Let me show you what I mean, because I have spent many years honing my own behaviour patterns. At my lowest ebb, after being told I wouldn’t be able to have children and again after the hysterectomy, I went into the behaviour that helps me protect myself – I hid. I spent weeks at home, with no phone contact, no emails and no texting to friends. I walked, but away from places where people would be and more specifically where children or families would be. When people called I kept any conversations short and to the point…social niceties were dispensed with. The messages I gave out were that if I’m hurting, you need to keep away from me.
But here’s the thing, this is a lonely place to be. It’s not long before you start to get cabin fever and start to feel as if you might be going a bit stir-crazy, after all we’re all social animals to a greater or lesser extent. But, I know from talking to people in this community and looking at messages on social media, I’m not the only one to take this path in order to protect themselves and neither will I be the last.
But, there’s a lesson here for all of us that have been or are trying to hide away from the pain, because when it goes wrong, it goes spectacularly pear-shaped! I’m not just talking about our pain here, I’m also talking about how we can become a bit wild when we’re feeling trapped (I’ve done it too. Don’t think for one minute I’ve not above being shitty to a parent when I’ve felt backed into a corner).
Because, it’s impossible to expect that when you visit the shops or take public transport that you won’t be faced with a trigger – a pregnant woman, a child or a family. And social media…people can’t help themselves with this format can they? Because it’s inevitable that we’ll see the triggering post from a parent (What is social media, but showing off really – here’s my perfect life for everyone to see only the bits I want them to see. Eugh!).
Just like your ego, my ego was unable to protect me all the time, because life isn’t like that. And who was it hurting other than me? No one (except on the odd occasion when I have lost my shit!). Realising this for me was the first step to breaking the old habits though. I broke away from wanting to shut myself in doors all the time – I started connecting with people. But, unlike before, I chose who those people were. So, I became more discerning about who I would spend my time with by spotting the people that I couldn’t be around. I stopped pretending that some friendships could last my feelings around not having children…and I willingly let them go.
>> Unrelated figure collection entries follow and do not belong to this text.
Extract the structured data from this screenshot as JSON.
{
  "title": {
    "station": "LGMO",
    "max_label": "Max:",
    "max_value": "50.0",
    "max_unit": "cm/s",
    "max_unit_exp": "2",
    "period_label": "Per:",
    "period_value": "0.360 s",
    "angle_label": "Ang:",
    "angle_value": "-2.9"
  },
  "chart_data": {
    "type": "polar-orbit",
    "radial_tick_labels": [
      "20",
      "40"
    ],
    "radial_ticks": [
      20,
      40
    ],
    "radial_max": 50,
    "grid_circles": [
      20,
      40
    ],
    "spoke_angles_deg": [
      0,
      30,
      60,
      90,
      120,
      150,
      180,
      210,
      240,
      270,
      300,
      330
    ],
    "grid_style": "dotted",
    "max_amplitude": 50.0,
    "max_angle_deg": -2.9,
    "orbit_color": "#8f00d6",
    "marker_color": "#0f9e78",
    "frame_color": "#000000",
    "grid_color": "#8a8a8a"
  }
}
I looked to find people that are on my wavelength and that I wouldn’t struggle to be around. And yes, they are members of this community. I’ve found many people that I enjoy spending time with and who share my love of sushi or my love of panic rooms (you know who you are). So what’s the first thing you need to do with old habits? Spot them, address them – what is it that you’re trying to avoid and why? Then assess whether you presently have the ability or the willingness to change that. If you do then that’s brilliant, but if it’s not the time yet, park it and come back when you are less willing or able to remain an island.